Dr. Rachel Levitt and Dr. Harlan Weaver, along with their colleague Dr. Cáel M. Keegan from Grand Valley State University, spent spring break in Chicago training the chairs and directors of Gender, Women, and Sexuality Studies programs from across the United States in how to protect, support, and retain transgender faculty, staff, and students. Their work calls for change at the federal level, the organizational level of the National Women’s Studies Association, the institutional level of individual universities, and the department level of Women’s Studies programs. They were invited by NWSA leadership to present their important and compelling work at the chair’s and director’s meeting after they presented at the organization’s 2018 conference in Atlanta, GA.
Universities are gendered institutions, reinforcing cis-hetero-normativity through policies, practices, and tacit cultural norms, from sex-segregated bathrooms to a lack of trans–competent faculty and medical providers. For students, the struggle can be overwhelming. Transgender students experience high levels of harassment, bullying, and discrimination in higher education. According to the National Transgender Discrimination Survey in 2017, which surveyed 6,500 transgender people, 35% of those attending college were mistreated, harassed, and bullied, not only by other students, but by teachers and staff as well.

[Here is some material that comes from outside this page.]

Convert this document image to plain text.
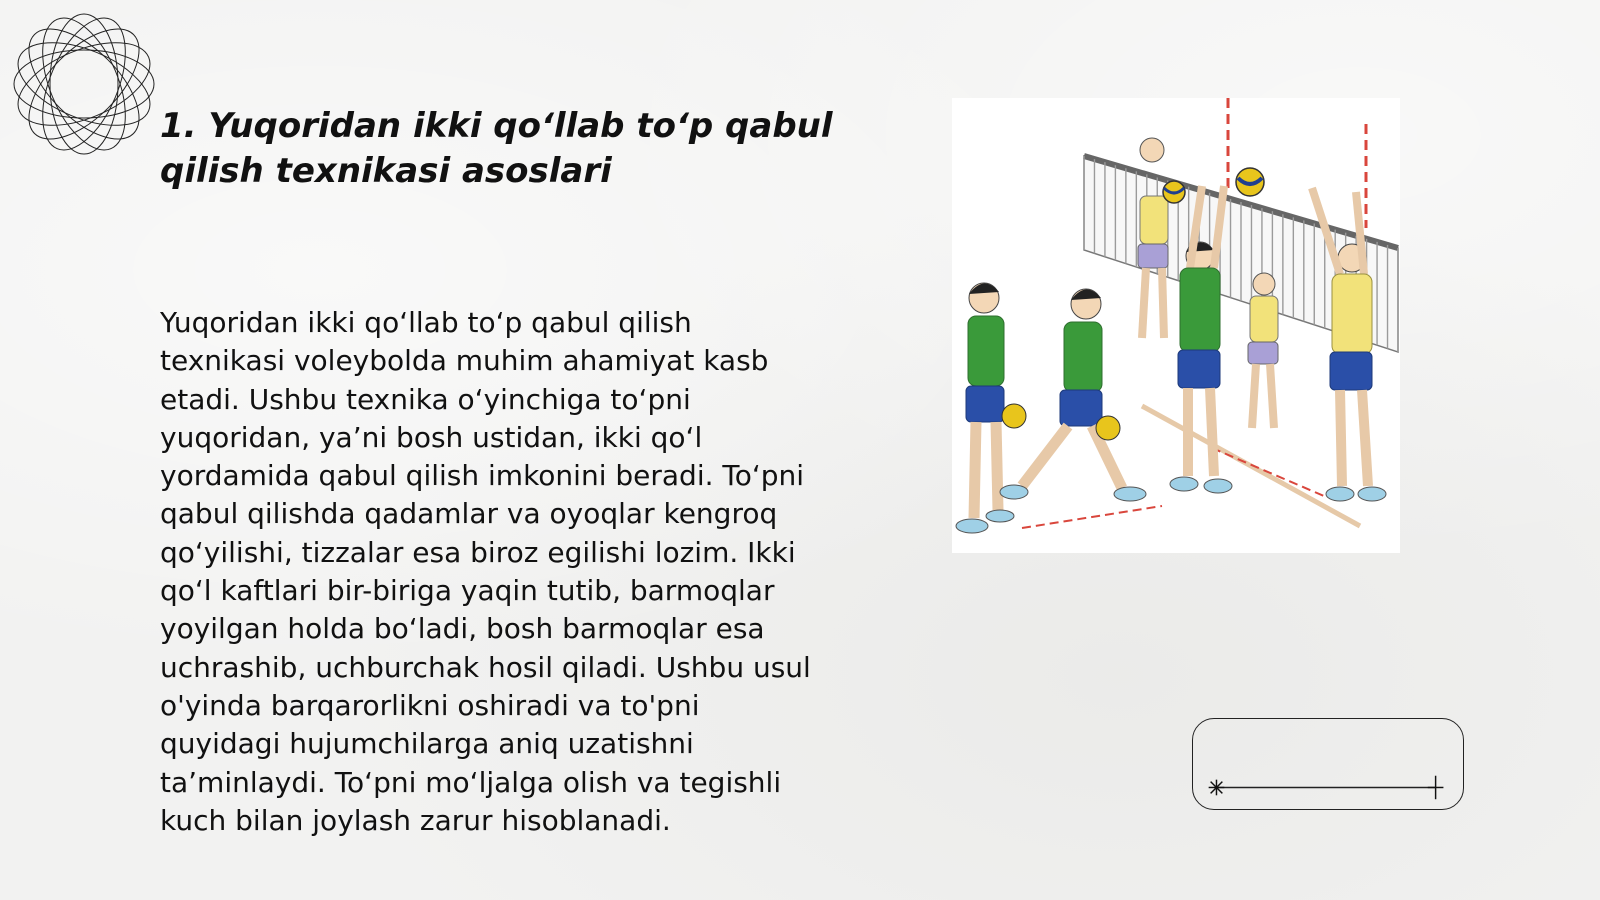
1. Yuqoridan ikki qo‘llab to‘p qabul qilish texnikasi asoslari

Yuqoridan ikki qo‘llab to‘p qabul qilish texnikasi voleybolda muhim ahamiyat kasb etadi. Ushbu texnika o‘yinchiga to‘pni yuqoridan, ya’ni bosh ustidan, ikki qo‘l yordamida qabul qilish imkonini beradi. To‘pni qabul qilishda qadamlar va oyoqlar kengroq qo‘yilishi, tizzalar esa biroz egilishi lozim. Ikki qo‘l kaftlari bir-biriga yaqin tutib, barmoqlar yoyilgan holda bo‘ladi, bosh barmoqlar esa uchrashib, uchburchak hosil qiladi. Ushbu usul o'yinda barqarorlikni oshiradi va to'pni quyidagi hujumchilarga aniq uzatishni ta’minlaydi. To‘pni mo‘ljalga olish va tegishli kuch bilan joylash zarur hisoblanadi.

Weaver, Levitt, and Keegan drew from these statistics in their workshop, highlighting the stories and experiences behind the numbers, making a compelling case for a range of trans-related changes needed, not just for transgender students, but also for faculty and staff in university settings. Their work not only draws attention to the pervasiveness of trans-antagonistic campus climates, but also points to the possibilities for changing such climates.